Stuart H. Hurlbert, Celia M. Lombardi
Annales Zoologici Fennici 46 (5), 311-349, (1 October 2009) https://doi.org/10.5735/086.046.0501
This essay grew out of an examination of one-tailed significance testing. One-tailed tests were little advocated by the founders of modern statistics but are widely used and recommended nowadays in the biological, behavioral and social sciences. The high frequency of their use in ecology and animal behavior and their logical indefensibility have been documented in a companion review paper. In the present one, we trace the roots of this problem and counter some attacks on significance testing in general. Roots include: the early but irrational dichotomization of the P scale and adoption of the ‘significant/non-significant’ terminology; the mistaken notion that a high P value is evidence favoring the null hypothesis over the alternative hypothesis; and confusion over the distinction between statistical and research hypotheses. Resultant widespread misuse and misinterpretation of significance tests have also led to other problems, such as unjustifiable demands that reporting of P values be disallowed or greatly reduced and that reporting of confidence intervals and standardized effect sizes be required in their place. Our analysis of these matters thus leads us to a recommendation that for standard types of significance assessment the paleoFisherian and Neyman-Pearsonian paradigms be replaced by a neoFisherian one.

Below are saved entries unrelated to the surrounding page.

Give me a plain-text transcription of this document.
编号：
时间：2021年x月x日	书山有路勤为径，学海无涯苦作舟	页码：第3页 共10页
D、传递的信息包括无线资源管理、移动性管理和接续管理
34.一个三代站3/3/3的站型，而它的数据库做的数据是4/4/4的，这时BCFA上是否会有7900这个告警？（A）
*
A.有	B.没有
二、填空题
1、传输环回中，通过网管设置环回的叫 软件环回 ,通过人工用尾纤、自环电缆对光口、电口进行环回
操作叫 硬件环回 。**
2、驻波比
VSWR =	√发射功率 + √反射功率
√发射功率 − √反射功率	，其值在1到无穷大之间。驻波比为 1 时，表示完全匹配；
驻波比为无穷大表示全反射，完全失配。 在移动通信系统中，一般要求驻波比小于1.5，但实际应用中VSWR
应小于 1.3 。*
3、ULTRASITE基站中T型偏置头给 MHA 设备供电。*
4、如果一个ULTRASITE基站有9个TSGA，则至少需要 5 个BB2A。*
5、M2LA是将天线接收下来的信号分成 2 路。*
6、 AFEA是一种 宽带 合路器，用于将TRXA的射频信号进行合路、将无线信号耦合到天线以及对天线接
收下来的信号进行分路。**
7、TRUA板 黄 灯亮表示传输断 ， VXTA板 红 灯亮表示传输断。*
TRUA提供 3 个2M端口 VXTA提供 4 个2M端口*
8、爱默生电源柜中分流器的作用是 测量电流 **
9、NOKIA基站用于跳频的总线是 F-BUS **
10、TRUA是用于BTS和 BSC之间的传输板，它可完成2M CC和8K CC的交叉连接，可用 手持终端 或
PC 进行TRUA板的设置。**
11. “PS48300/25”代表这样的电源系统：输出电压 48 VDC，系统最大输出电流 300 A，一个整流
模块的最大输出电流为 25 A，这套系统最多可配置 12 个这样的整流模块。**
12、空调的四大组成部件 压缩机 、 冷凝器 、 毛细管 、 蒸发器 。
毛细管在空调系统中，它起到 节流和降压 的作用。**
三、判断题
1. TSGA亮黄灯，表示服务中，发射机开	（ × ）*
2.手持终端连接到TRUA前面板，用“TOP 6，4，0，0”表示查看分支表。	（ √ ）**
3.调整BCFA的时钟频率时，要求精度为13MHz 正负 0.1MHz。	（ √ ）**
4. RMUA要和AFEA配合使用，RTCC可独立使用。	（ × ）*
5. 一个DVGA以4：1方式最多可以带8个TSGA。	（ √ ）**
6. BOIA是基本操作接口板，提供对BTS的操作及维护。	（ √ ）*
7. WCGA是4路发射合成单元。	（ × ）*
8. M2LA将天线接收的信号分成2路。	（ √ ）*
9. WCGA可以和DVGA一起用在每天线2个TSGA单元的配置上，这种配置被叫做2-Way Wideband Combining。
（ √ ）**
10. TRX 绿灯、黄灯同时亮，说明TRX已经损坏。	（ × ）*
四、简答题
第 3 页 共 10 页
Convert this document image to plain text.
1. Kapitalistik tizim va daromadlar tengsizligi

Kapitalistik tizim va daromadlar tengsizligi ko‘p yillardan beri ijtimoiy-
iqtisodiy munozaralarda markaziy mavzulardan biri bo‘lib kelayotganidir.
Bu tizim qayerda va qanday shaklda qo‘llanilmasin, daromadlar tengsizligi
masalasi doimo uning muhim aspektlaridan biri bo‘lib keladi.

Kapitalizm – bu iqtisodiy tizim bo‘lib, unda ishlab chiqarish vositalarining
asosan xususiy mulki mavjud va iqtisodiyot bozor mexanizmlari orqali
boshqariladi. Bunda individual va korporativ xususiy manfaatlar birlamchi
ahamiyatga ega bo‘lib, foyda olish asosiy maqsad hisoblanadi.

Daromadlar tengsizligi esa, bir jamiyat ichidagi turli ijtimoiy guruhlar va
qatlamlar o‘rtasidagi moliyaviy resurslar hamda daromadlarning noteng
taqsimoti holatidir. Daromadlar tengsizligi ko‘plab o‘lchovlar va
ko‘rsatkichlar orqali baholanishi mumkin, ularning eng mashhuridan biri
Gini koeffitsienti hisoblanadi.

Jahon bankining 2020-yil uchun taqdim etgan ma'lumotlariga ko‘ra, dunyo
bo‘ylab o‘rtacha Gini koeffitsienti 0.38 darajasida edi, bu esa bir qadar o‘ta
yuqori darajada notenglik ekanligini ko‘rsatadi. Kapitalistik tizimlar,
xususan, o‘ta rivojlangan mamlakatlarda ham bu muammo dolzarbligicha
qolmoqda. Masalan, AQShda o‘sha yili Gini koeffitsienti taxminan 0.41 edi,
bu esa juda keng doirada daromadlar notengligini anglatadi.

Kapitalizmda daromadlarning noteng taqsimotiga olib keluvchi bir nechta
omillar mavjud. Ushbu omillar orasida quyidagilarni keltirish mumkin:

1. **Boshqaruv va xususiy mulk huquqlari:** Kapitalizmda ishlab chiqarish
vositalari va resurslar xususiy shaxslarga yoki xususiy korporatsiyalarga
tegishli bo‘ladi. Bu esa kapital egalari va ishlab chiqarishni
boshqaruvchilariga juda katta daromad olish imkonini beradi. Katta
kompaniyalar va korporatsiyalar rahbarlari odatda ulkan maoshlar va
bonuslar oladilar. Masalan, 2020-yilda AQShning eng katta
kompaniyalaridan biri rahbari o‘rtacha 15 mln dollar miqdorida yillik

The essence of the latter is that a critical α (probability of type I error) is not specified, the terms ‘significant’ and ‘non-significant’ are abandoned, that high P values lead only to suspended judgments, and that the so-called “three-valued logic” of Cox, Kaiser, Tukey, Tryon and Harris is adopted explicitly. Confidence intervals and bands, power analyses, and severity curves remain useful adjuncts in particular situations. Analyses conducted under this paradigm we term neoFisherian significance assessments (NFSA). Their role is assessment of the existence, sign and magnitude of statistical effects. The common label of null hypothesis significance tests (NHST) is retained for paleoFisherian and Neyman-Pearsonian approaches and their hybrids. The original Neyman-Pearson framework has no utility outside quality control type applications. Some advocates of Bayesian, likelihood and information-theoretic approaches to model selection have argued that P values and NFSAs are of little or no value, but those arguments do not withstand critical review. Champions of Bayesian methods in particular continue to overstate their value and relevance.